Driving along US Route 26 in her new sports car, Nebraska’s Miss Congeniality explained that this remote stretch of highway follows the historic path of the Oregon Trail.  In less than forty-five minutes we covered as much distance as settlers in Conestoga wagons did in nearly a week during the great westward migration of the mid-19th century.  She was taking me to see Chimney Rock, the most prominent landmark along the Oregon Trail.  The nearly 300 ft. geological formation was a welcome site as settlers plodded their way across the mostly unremarkable Great Plains. As a child I remember playing the Macintosh game, The Oregon Trail, and I would strategize that I needed to reach Chimney Rock by the midpoint of the period if I had any chance of reaching the Pacific Ocean by the end of class! 

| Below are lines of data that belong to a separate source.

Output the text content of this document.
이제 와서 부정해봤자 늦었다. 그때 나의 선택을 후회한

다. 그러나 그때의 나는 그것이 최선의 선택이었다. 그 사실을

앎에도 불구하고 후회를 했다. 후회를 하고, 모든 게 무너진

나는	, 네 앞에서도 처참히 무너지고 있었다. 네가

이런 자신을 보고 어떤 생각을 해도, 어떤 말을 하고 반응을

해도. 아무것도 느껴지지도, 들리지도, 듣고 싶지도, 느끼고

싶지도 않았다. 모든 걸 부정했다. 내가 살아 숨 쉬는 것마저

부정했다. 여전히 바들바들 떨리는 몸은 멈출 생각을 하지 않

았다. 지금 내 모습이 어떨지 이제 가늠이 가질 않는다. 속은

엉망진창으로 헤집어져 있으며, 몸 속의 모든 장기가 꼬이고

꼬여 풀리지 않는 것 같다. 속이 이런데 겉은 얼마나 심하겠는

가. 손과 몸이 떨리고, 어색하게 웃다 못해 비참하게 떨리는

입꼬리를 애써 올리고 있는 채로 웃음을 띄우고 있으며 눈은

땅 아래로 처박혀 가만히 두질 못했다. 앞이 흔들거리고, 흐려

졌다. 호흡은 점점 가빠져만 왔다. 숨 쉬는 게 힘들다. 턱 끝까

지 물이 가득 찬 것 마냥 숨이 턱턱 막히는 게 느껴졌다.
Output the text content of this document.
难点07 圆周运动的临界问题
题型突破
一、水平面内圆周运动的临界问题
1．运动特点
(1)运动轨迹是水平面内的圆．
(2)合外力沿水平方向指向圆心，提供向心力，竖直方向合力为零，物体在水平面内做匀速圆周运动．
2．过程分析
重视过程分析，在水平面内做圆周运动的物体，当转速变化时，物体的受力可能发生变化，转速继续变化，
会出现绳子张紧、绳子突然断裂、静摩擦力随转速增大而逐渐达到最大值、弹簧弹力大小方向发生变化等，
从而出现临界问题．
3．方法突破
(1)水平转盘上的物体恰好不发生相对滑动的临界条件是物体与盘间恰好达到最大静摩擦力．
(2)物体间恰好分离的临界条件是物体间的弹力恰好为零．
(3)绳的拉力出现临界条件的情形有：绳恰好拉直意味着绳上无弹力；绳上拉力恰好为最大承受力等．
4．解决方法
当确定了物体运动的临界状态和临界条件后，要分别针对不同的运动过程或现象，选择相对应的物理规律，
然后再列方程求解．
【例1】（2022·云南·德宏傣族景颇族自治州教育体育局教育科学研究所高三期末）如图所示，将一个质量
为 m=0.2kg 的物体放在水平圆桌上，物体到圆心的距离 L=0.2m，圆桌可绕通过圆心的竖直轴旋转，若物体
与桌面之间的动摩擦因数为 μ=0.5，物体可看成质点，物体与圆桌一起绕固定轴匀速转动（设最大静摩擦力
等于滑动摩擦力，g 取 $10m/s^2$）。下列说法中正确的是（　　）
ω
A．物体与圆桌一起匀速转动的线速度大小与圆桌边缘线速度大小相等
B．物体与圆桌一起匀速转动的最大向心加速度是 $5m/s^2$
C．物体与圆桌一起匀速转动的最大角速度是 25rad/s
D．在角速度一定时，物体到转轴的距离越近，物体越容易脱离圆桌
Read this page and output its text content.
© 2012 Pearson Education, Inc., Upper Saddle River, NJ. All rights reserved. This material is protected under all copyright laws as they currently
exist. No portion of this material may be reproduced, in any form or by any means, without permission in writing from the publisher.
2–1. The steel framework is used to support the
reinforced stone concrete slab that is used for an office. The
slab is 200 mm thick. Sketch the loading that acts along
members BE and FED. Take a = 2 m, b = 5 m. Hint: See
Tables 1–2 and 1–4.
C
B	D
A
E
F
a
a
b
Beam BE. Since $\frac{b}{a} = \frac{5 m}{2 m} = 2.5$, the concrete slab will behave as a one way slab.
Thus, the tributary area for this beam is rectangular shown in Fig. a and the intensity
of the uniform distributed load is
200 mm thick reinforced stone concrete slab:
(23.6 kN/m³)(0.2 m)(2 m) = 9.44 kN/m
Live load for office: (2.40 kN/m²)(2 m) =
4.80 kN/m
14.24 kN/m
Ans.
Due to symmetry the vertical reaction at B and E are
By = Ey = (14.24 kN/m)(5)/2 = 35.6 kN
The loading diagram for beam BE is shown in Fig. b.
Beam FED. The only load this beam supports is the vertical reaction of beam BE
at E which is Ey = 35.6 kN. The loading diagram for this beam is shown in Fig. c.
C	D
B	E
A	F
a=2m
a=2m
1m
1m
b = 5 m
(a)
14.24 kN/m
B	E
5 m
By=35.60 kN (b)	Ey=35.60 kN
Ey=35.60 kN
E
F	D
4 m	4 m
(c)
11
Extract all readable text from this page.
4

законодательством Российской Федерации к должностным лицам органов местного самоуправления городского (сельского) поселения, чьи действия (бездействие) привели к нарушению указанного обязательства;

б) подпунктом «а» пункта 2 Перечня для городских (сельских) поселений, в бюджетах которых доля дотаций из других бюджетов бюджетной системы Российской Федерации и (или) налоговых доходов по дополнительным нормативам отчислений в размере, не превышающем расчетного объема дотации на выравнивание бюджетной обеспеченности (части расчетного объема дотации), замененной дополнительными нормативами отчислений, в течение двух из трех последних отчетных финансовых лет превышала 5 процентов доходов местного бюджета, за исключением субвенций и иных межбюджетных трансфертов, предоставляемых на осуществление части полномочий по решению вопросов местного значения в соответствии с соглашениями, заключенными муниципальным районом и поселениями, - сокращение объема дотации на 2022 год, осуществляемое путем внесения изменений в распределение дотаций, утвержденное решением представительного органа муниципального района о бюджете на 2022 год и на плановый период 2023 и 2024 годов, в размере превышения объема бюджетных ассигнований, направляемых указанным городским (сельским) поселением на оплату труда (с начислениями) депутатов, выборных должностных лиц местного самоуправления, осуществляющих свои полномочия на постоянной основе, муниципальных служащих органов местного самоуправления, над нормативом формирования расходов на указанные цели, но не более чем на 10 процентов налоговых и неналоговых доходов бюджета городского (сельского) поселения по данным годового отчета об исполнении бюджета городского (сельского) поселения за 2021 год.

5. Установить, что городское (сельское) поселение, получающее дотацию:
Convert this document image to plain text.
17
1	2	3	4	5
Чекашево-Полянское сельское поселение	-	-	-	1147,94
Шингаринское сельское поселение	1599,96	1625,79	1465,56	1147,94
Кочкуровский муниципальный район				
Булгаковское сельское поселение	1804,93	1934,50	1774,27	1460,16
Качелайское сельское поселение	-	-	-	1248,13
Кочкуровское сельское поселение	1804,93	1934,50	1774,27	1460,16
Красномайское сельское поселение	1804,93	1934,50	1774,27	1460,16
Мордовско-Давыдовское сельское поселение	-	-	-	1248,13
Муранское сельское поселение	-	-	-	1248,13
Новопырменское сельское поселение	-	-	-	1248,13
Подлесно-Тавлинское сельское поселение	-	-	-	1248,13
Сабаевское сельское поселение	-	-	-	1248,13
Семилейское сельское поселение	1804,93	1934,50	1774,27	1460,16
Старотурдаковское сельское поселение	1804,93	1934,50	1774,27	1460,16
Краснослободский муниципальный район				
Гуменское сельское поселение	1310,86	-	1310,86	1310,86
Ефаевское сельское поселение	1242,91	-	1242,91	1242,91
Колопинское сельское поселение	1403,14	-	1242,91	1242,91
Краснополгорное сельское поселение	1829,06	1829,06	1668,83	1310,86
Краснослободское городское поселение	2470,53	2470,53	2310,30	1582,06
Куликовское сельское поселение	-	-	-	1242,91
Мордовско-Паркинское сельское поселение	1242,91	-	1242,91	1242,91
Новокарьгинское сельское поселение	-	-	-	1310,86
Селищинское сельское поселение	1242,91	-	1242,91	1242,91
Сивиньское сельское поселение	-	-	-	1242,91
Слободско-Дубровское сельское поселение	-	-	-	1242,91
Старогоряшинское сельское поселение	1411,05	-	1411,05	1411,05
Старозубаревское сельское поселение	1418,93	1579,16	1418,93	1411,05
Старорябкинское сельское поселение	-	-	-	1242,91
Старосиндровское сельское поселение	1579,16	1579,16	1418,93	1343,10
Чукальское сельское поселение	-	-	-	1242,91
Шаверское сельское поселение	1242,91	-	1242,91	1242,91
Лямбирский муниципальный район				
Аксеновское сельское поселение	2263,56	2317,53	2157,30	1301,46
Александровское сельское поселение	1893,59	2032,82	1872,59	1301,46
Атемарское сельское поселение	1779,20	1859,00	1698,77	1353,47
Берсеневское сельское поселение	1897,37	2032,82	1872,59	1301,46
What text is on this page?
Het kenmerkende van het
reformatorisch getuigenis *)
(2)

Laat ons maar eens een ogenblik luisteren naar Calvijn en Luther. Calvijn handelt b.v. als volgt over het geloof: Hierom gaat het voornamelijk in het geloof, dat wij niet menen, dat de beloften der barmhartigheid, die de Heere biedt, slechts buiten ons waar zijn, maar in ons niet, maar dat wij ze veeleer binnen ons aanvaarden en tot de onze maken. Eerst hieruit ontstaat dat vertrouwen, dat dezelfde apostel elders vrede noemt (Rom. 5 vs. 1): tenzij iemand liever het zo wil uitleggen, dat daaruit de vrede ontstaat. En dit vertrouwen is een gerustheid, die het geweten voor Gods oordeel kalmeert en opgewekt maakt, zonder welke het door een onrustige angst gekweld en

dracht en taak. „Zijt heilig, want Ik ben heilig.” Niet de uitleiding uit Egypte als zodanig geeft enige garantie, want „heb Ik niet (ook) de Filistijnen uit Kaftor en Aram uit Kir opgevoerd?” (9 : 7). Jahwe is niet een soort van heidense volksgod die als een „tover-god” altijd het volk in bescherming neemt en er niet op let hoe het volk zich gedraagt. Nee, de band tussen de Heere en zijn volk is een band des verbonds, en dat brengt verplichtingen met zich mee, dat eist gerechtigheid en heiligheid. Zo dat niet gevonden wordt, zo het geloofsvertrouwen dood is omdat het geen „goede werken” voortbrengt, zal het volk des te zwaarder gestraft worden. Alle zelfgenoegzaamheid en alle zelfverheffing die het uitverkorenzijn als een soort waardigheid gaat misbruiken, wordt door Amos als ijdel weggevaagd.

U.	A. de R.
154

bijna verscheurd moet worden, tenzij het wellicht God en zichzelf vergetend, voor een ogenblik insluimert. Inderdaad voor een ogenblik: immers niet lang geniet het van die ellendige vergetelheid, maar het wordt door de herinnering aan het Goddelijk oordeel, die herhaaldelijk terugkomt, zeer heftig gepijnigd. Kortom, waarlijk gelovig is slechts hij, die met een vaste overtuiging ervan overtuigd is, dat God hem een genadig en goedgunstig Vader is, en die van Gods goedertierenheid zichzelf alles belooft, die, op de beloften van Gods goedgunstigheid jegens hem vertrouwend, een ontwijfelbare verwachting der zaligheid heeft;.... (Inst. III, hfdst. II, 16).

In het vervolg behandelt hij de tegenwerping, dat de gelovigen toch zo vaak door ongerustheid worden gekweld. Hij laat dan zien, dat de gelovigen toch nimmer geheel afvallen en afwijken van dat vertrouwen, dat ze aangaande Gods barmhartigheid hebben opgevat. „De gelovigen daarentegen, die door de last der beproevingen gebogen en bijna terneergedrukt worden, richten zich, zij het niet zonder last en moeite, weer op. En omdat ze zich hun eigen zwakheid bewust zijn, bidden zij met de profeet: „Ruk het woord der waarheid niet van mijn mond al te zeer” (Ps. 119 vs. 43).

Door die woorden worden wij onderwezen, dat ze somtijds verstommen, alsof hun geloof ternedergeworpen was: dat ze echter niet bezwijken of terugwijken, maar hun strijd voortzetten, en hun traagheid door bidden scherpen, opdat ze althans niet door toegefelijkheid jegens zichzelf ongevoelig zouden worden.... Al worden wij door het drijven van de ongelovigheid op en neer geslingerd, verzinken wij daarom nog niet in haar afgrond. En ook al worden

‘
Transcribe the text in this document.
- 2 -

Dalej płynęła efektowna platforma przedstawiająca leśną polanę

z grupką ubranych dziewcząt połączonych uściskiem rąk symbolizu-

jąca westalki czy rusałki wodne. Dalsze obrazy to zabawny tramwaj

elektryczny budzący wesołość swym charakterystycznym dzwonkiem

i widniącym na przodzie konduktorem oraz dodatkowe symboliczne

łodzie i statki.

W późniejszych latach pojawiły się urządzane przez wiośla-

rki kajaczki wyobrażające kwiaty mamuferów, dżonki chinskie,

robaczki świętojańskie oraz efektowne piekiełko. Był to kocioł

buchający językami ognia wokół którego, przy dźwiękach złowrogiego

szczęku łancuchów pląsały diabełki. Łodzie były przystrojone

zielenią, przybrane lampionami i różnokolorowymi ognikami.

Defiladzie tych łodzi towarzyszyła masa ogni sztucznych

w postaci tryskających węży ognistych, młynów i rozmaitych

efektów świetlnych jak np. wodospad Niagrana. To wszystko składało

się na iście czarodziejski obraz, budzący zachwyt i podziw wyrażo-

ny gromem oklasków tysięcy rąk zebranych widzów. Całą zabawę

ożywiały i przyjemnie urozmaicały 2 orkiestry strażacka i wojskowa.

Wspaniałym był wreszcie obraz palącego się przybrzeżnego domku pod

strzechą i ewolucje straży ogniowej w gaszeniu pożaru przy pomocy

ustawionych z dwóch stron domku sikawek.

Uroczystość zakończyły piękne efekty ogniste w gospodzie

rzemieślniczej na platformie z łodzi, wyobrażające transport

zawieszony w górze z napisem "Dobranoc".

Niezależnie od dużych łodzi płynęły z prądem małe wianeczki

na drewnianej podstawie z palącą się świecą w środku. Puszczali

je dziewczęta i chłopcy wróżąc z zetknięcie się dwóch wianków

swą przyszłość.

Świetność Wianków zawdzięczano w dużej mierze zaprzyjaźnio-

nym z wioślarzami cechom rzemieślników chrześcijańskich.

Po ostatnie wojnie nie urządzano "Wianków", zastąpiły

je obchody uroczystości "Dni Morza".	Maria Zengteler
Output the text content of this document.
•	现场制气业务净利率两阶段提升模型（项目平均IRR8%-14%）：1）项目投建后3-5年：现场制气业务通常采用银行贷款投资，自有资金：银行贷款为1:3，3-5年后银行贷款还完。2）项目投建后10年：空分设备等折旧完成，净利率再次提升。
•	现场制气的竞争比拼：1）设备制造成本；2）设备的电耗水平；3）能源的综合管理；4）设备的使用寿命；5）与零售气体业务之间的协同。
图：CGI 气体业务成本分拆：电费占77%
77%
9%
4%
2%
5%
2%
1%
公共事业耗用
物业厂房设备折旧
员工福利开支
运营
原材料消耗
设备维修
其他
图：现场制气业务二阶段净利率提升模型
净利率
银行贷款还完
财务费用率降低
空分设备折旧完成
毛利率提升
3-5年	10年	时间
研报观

So there I was, a decade later, racing along US Route 26 with my girlfriend trying to reach Chimney Rock before sunset.  We made it with time to spare and she enthusiastically explained (as she so often did) how lightning and erosion had shortened the peak of chimney rock over the intervening decades between now and when the first non-natives initially encountered the landmark.  She explained how each generation will see a less prominent version of the formation until one day it is only an inconspicuous hill that you unknowingly pass on the side of the highway.  We watched the sun set behind Chimney Rock and we both looked at each other knowing that this trip like Chimney Rock was surviving only on borrowed time.